Anche perché - argomenta la Corte d’appello - un’interpretazione che ritenesse obbligatorio sottoporre i creditori all’incertezza derivante dalla prosecuzione dell’attività, svuoterebbe di significato la ratio di quella serie di norme di protezione volte a prevenire proprio che la crisi si aggravi in danno ai creditori, il cui miglior soddisfacimento resta l’unico parametro valutativo di riferimento.
Appartengono a questa tipologia di misure di presidio - precisa la Corte d’appello - le norme che richiedono per il piano di concordato con continuità aziendale l’analitica indicazione dei costi e dei ricavi attesi dalla prosecuzione dell’attività di impresa, delle risorse finanziarie attese e delle relative modalità di copertura nonché un contenuto specifico della relazione del professionista che deve attestare che la prosecuzione dell’attività sia funzionale al miglior soddisfacimento.
Proprio in merito a tale aspetto la Corte veneziana non dimentica di richiamare gli insegnamenti della Cassazione (sentenza 9061 del 17 aprile 2017) che indicano come nel concordato con continuità aziendale risulti logico che, per le caratteristiche che lo distinguono e per le particolari norme di favore attraverso le quali è agevolata la continuazione dell’impresa in crisi, l’istituto debba esser circondato da una serie di cautele inerenti il piano e l’attestazione, tese a evitare il rischio di un aggravamento del dissesto a danno dei creditori.
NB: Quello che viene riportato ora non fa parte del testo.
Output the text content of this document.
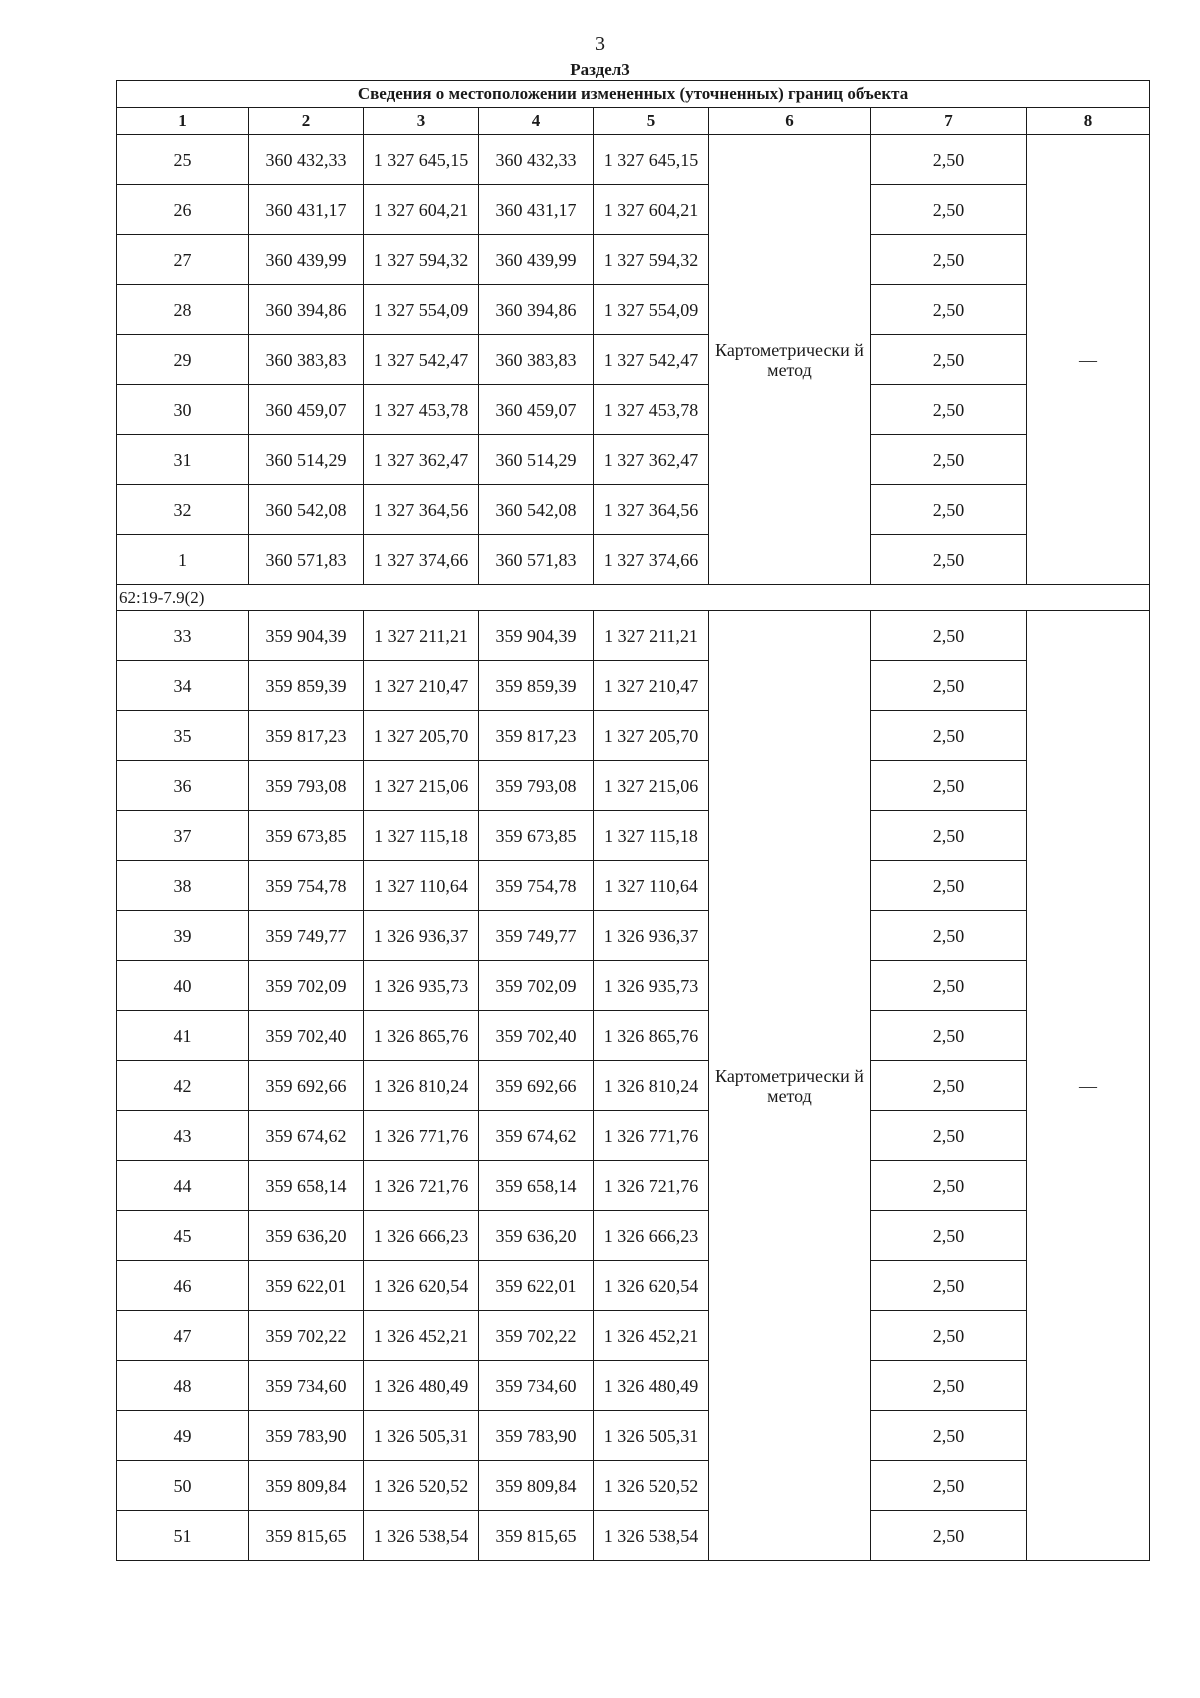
3
Раздел3
Сведения о местоположении измененных (уточненных) границ объекта							
1	2	3	4	5	6	7	8
25	360 432,33	1 327 645,15	360 432,33	1 327 645,15	Картометрически й метод	2,50	—
26	360 431,17	1 327 604,21	360 431,17	1 327 604,21		2,50	
27	360 439,99	1 327 594,32	360 439,99	1 327 594,32		2,50	
28	360 394,86	1 327 554,09	360 394,86	1 327 554,09		2,50	
29	360 383,83	1 327 542,47	360 383,83	1 327 542,47		2,50	
30	360 459,07	1 327 453,78	360 459,07	1 327 453,78		2,50	
31	360 514,29	1 327 362,47	360 514,29	1 327 362,47		2,50	
32	360 542,08	1 327 364,56	360 542,08	1 327 364,56		2,50	
1	360 571,83	1 327 374,66	360 571,83	1 327 374,66		2,50	
62:19-7.9(2)							
33	359 904,39	1 327 211,21	359 904,39	1 327 211,21	Картометрически й метод	2,50	—
34	359 859,39	1 327 210,47	359 859,39	1 327 210,47		2,50	
35	359 817,23	1 327 205,70	359 817,23	1 327 205,70		2,50	
36	359 793,08	1 327 215,06	359 793,08	1 327 215,06		2,50	
37	359 673,85	1 327 115,18	359 673,85	1 327 115,18		2,50	
38	359 754,78	1 327 110,64	359 754,78	1 327 110,64		2,50	
39	359 749,77	1 326 936,37	359 749,77	1 326 936,37		2,50	
40	359 702,09	1 326 935,73	359 702,09	1 326 935,73		2,50	
41	359 702,40	1 326 865,76	359 702,40	1 326 865,76		2,50	
42	359 692,66	1 326 810,24	359 692,66	1 326 810,24		2,50	
43	359 674,62	1 326 771,76	359 674,62	1 326 771,76		2,50	
44	359 658,14	1 326 721,76	359 658,14	1 326 721,76		2,50	
45	359 636,20	1 326 666,23	359 636,20	1 326 666,23		2,50	
46	359 622,01	1 326 620,54	359 622,01	1 326 620,54		2,50	
47	359 702,22	1 326 452,21	359 702,22	1 326 452,21		2,50	
48	359 734,60	1 326 480,49	359 734,60	1 326 480,49		2,50	
49	359 783,90	1 326 505,31	359 783,90	1 326 505,31		2,50	
50	359 809,84	1 326 520,52	359 809,84	1 326 520,52		2,50	
51	359 815,65	1 326 538,54	359 815,65	1 326 538,54		2,50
Invero la prosecuzione dell’attività deve essere comunque «funzionale al miglior soddisfacimento dei creditori».
La Corte d’appello di Venezia, dopo aver affermato questi importanti principi sulla qualificazione della continuità giuridica del concordato ed evidenziato la discontinuità innovativa delle norme contenute nel Codice e la loro non scontata applicabilità prima dell’entrata in vigore, ha conclusivamente riformulato integralmente il provvedimento impugnato ed ha quindi omologato il concordato.